DISASTER RECOVERY PLANNING — EXPECT THE UNEXPECTED
History will show 2005 to be the year that the United States government, particularly its Federal Emergency Management Agency (FEMA), fell asleep at the helm during Hurricane Katrina.
More than six months after the storm that devastated the Gulf Coast, washing away hundreds of thousands of homes and businesses and taking 1,300 lives, former FEMA Director Michael Brown and Homeland Security Secretary Michael Chertoff were among the poster children for the government’s utter failure to react to the tragedy. Blame has been abundant and, ultimately, the saga left a deep scar on the Bush Administration.

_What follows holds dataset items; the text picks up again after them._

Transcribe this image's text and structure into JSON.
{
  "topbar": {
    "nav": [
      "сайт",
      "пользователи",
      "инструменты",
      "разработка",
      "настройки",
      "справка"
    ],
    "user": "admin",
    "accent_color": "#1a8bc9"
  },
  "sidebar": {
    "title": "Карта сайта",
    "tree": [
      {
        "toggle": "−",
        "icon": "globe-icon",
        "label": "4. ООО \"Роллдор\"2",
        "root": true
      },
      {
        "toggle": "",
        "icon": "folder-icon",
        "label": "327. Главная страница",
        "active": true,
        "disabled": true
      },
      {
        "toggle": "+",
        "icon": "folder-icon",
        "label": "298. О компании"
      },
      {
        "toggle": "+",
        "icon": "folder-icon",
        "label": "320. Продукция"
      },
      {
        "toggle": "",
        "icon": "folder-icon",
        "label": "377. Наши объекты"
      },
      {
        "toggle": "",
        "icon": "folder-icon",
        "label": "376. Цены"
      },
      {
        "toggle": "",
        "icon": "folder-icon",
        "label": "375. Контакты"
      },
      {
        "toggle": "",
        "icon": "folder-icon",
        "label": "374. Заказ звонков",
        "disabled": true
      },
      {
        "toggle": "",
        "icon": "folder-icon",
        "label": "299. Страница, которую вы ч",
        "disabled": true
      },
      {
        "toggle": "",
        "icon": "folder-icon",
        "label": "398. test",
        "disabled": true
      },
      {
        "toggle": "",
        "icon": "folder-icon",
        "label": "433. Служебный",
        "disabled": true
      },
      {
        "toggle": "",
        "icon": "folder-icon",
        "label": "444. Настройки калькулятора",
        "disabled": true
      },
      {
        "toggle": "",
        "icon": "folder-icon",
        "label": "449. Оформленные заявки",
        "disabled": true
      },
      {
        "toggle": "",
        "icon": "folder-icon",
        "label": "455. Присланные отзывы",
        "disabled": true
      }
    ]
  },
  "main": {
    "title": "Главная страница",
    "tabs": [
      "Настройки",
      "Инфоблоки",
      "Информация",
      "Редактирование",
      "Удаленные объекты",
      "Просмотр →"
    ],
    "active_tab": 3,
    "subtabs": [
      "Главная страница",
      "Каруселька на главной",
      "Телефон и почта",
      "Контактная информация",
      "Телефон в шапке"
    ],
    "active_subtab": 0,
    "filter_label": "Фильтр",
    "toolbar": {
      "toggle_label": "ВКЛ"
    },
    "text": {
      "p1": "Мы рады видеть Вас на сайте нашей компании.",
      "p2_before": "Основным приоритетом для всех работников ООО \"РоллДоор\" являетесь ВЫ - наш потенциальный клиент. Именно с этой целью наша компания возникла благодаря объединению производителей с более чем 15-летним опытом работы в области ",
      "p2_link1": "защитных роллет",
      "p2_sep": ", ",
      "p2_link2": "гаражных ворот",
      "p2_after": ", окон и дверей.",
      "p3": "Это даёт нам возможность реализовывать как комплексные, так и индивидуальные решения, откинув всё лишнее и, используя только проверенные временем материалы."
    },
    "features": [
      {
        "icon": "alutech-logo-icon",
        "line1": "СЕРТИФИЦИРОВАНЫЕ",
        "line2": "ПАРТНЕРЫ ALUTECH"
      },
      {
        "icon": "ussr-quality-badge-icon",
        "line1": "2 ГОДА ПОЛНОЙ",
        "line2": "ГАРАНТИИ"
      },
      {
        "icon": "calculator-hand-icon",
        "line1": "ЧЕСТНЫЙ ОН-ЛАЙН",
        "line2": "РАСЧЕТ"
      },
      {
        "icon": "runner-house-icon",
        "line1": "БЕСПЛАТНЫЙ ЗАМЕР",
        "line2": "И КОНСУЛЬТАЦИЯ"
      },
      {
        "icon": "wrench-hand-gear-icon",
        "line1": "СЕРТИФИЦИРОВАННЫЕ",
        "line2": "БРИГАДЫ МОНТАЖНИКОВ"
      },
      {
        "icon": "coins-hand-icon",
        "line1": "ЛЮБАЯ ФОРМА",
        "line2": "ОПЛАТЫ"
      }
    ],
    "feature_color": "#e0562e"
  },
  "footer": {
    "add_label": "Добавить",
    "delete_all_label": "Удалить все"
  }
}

This tragic and sorry episode in American history has served as a prime example, on the grandest scale, of the consequences that result when measures are not put into place to mitigate losses and recuperate in short order following a disaster. How to fix what is broken and resume business as usual seems a basic concept to grasp, yet the crown prince nation of the free world allowed countless thousands of people to suffer more than necessary because of inadequate response to the hurricane. Anticipating the worst-case scenario, it seems, may be the best measure to take in formulating a disaster recovery plan for your business.
“The biggest mistake everybody, except us, made with Hurricane Wilma was believing it wouldn’t be a strong storm,” Chris Cavaretti, vice president with Stuart, FL-based Southeastern Printing, notes of the 2005 hurricane. “It was forecast to hit the west coast (of Florida) as a category two and might be downgraded to a category one or a tropical storm by the time it hit us.”
Except the hurricane slammed the Sunshine State as a category three, then garnered more strength through the Gulf Stream. How surprised were residents? Some of Cavaretti’s neighbors didn’t even put up storm shutters.